Nanum Brush Script thrives as a headline face thanks to its korean, brush, ink qualities. Use weights 400–600 for crisp editorial lockups.
Urbanist excels in paragraphs and UI thanks to its geometric, modern, neutral traits. Keep it between weights 400–600 for optimal readability.
Hierarchy guidance: run a 1:1.4 modular scale and reserve Nanum Brush Script for H1–H3 while Urbanist powers captions, body copy, and data tables.

Best-Fit Use Cases

  • High-growth SaaS landing pages that require korean hero statements with trustworthy product copy.
  • Editorial magazines and thought-leadership hubs where Nanum Brush Script can dramatize pull quotes while Urbanist keeps 1,500-word essays skimmable.
  • Conversion funnels or onboarding flows that need Urbanist's geometric voice to balance Nanum Brush Script's attention-grabbing display.

Accessibility Notes

Maintain a minimum 4.5:1 contrast ratio for Urbanist body copy and loosen letter-spacing to 0.01em for uppercase Nanum Brush Script moments.
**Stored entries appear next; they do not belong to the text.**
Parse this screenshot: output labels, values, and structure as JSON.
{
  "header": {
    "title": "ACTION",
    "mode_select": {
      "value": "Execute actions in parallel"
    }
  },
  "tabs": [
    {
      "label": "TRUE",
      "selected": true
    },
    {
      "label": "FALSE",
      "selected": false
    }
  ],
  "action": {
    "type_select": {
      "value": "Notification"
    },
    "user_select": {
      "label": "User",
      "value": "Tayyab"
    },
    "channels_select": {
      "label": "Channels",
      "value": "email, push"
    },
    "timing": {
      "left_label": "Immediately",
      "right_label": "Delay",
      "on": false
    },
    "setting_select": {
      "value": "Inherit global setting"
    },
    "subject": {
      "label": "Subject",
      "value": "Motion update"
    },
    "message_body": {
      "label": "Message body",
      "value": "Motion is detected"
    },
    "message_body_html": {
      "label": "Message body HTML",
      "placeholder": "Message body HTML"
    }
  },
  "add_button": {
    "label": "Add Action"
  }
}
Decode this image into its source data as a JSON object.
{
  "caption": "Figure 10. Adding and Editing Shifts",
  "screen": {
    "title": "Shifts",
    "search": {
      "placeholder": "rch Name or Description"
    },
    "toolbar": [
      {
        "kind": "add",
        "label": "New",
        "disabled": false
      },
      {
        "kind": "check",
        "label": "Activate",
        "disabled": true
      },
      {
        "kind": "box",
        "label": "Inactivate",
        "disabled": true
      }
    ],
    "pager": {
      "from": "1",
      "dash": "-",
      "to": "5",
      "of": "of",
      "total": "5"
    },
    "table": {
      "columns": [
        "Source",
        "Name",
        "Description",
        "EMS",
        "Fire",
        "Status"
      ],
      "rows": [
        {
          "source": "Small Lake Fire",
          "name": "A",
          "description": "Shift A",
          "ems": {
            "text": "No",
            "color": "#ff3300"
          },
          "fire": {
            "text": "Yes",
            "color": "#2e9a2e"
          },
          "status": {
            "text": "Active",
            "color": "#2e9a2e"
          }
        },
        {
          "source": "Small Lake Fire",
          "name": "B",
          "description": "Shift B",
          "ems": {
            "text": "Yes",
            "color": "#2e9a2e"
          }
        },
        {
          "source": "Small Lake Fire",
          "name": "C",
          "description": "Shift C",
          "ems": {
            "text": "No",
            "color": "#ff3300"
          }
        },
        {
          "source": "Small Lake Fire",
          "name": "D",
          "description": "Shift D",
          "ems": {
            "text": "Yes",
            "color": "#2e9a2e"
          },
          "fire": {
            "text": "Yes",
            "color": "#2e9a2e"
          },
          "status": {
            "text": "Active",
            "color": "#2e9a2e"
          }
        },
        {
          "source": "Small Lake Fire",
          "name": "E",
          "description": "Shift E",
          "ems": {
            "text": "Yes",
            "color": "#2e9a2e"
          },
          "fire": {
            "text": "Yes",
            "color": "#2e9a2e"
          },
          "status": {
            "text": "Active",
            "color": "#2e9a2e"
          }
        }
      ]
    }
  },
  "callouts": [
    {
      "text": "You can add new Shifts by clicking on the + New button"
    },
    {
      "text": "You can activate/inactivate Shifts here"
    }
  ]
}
Pairing different categories demands disciplined color pairing—test both light and dark themes to ensure Urbanist does not bloom at small sizes.

CSS Implementation Cheatsheet

:root {
  --tm-header-family: 'Nanum Brush Script', handwriting;
  --tm-body-family: 'Urbanist', sans-serif;
  --tm-header-weight: 400;
  --tm-body-weight: 400;
  --tm-header-tracking: -0.04em;
  --tm-body-tracking: 0em;
}
Heading scale: clamp(2.75rem, 4.5vw, 5.25rem) for H1, clamp(1.5rem, 2.8vw, 3rem) for H2, and keep paragraph size at 1rem–1.125rem with 1.6 line-height.
Component guidance: Buttons inherit Nanum Brush Script at 400 for momentum, while forms, tables, and footnotes stay on Urbanist with 400 weight for predictable kerning.

FAQs

Why does Nanum Brush Script make sense as the lead font?

Nanum Brush Script owns the emotional register of this system. Its korean, brush, ink profile helps anchor campaign creative, meaning marketing and product teams can reuse the same voice without reinventing the scale.

Where should Urbanist show up?

Urbanist is the workhorse. Keep it in paragraphs, long-form editorial, knowledge bases, or anywhere legibility is non-negotiable. Its geometric, modern, neutral qualities reduce fatigue on dense layouts.

Does this pairing support complex localization?

Yes—both families are available on Google Fonts with generous glyph coverage. Test cyrillic/latin accents early, but most Latin-based locales and UI patterns are fully supported.